Depending on organizational requirements, a migration project may call for a large number of users to move from the old to the new environment in a very short period of time, such as overnight or over a weekend. Under these circumstances, activities such as email software deployment and end-user training are often performed in advance of the migration date, but mail migration is usually left until the very last moment. Thus, mail migration for a large number of users is executed in a limited amount of time.
This article introduces and explores the concept of incremental mail migration, which solves the problem of latency in mail migration and ensures predictability and seamless mail migrations. My company, Binary Tree, makes a product called CMT (Common Migration Tool) that supports incremental mail migration, so we've been playing with this problem for quite some time. That said, this article is about technology and not about my product.
What's the problem? Initially, the decision to perform the entire migration in a very limited time period may appear logical, but it could cause the downfall of an entire migration project. The migration of data from one system to another is a complex and a time-consuming task depending on a variety of factors such as reading, translating, and writing data. Network bandwidth, migration workstation capacity, availability and response of mail servers, and, finally, sheer volume of migrated mail dramatically impact the duration of mail migration so that it often takes significantly more than the allotted time.
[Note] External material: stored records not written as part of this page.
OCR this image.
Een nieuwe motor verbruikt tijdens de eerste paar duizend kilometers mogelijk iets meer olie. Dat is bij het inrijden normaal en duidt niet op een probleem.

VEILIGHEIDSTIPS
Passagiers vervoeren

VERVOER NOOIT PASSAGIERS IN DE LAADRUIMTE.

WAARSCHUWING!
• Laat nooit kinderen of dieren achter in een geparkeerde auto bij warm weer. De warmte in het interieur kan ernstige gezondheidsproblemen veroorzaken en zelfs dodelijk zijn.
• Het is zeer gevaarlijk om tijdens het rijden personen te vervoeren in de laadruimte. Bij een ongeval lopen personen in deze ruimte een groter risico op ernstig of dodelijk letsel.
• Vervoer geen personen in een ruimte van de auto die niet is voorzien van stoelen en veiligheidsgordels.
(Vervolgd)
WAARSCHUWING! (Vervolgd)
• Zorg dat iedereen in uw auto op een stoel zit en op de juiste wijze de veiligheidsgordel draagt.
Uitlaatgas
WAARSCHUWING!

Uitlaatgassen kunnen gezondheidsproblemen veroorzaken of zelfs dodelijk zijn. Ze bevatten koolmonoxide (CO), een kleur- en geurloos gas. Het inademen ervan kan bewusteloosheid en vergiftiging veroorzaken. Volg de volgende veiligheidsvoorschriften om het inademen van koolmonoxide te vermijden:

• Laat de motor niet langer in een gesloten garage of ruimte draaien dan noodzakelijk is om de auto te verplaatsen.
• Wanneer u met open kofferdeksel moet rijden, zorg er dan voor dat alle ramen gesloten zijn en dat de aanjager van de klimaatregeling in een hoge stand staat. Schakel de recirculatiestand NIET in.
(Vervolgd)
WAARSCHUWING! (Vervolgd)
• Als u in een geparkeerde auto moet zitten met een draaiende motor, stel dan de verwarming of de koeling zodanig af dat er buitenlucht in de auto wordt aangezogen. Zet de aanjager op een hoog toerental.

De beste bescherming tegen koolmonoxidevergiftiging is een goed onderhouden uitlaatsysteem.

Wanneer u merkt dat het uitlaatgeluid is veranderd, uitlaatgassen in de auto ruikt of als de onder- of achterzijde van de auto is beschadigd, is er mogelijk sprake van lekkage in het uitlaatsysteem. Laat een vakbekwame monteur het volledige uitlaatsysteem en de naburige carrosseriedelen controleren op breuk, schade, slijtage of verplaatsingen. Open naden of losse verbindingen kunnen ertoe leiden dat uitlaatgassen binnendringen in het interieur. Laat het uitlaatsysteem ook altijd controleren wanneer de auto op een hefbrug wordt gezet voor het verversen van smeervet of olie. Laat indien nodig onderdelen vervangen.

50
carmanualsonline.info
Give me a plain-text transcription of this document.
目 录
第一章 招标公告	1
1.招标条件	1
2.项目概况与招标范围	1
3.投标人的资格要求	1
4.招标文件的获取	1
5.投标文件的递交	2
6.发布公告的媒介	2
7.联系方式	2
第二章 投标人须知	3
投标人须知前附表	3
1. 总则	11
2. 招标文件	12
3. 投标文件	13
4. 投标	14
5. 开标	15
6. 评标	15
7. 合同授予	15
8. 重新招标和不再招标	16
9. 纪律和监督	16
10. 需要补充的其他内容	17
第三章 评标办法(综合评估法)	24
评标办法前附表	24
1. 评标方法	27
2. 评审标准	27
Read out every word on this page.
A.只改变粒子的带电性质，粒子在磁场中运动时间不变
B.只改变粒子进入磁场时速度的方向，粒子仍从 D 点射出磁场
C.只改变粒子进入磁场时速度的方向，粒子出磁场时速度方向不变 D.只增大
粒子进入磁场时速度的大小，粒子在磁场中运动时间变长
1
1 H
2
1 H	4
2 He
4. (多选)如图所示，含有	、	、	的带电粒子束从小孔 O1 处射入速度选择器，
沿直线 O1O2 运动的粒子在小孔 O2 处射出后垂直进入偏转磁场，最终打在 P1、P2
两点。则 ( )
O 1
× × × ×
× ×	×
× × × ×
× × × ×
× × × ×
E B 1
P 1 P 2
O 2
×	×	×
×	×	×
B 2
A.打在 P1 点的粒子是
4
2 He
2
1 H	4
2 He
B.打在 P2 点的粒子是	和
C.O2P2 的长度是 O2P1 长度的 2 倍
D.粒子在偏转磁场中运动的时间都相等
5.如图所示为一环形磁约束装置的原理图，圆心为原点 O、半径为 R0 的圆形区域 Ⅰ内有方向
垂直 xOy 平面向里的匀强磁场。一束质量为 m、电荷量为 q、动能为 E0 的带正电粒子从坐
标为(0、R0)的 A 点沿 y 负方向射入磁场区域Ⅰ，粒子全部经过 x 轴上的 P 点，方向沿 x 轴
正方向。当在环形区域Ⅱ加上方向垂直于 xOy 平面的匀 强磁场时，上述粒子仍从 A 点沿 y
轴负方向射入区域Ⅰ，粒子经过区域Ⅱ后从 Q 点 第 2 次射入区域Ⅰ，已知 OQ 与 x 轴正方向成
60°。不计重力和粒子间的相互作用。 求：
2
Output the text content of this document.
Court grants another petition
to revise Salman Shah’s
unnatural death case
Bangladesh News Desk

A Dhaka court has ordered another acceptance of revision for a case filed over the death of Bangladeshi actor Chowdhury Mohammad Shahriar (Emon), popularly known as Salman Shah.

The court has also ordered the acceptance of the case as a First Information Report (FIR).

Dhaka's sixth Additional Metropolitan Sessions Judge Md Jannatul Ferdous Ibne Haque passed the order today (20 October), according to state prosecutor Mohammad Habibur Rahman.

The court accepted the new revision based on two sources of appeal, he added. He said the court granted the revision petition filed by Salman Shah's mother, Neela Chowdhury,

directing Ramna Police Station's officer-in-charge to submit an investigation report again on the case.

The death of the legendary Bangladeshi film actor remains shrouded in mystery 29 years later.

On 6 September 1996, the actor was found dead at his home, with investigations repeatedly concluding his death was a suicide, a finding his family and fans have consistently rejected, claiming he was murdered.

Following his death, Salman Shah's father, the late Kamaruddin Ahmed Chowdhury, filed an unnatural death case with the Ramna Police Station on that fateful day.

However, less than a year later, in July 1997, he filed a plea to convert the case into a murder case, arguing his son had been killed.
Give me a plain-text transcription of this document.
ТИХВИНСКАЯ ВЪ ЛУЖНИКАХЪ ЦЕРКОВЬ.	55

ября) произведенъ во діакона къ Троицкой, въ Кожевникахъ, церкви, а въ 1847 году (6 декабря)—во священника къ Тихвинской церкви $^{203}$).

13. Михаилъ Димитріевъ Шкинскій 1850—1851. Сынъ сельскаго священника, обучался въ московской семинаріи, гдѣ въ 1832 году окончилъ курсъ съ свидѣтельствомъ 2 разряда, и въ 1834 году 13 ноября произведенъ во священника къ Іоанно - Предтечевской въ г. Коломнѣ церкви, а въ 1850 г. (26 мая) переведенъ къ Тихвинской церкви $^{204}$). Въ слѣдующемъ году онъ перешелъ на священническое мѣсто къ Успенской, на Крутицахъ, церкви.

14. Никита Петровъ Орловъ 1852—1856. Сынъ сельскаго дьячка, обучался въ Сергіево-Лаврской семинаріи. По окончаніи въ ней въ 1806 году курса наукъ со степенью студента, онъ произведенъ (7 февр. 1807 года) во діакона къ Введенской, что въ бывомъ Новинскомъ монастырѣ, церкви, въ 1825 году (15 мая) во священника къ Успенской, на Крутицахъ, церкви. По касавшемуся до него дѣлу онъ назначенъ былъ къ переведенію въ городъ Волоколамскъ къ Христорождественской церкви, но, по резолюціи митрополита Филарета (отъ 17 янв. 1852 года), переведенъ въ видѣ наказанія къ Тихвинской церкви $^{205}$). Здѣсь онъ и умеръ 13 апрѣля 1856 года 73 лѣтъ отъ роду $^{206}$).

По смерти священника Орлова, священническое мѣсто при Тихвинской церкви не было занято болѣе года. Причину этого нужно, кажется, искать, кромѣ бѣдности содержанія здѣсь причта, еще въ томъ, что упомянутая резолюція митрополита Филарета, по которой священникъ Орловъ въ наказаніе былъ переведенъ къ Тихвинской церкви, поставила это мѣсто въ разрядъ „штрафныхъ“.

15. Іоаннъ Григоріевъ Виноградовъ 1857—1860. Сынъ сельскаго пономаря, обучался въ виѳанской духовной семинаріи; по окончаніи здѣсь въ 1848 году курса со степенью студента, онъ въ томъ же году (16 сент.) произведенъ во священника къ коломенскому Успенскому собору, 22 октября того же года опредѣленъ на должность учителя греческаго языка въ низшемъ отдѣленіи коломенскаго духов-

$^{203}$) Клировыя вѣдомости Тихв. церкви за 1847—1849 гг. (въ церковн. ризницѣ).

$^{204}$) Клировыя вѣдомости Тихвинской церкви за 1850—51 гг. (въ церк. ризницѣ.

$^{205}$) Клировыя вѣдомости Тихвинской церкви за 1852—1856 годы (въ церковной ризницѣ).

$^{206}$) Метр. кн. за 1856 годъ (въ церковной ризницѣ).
Imagine a situation where end-users, who've been trained in using the new email environment with a promise that all their old email will follow them to the new environment on a certain day, find that instead only a subset of email data is in the new environment, and the remainder is trickling in gradually. Worse yet, some users find all the old mail in the new environment while others find none, feeling singled out and frustrated at the entire migration process. Such a situation represents an utter support nightmare, and yet they're quite realistic, and even quite likely.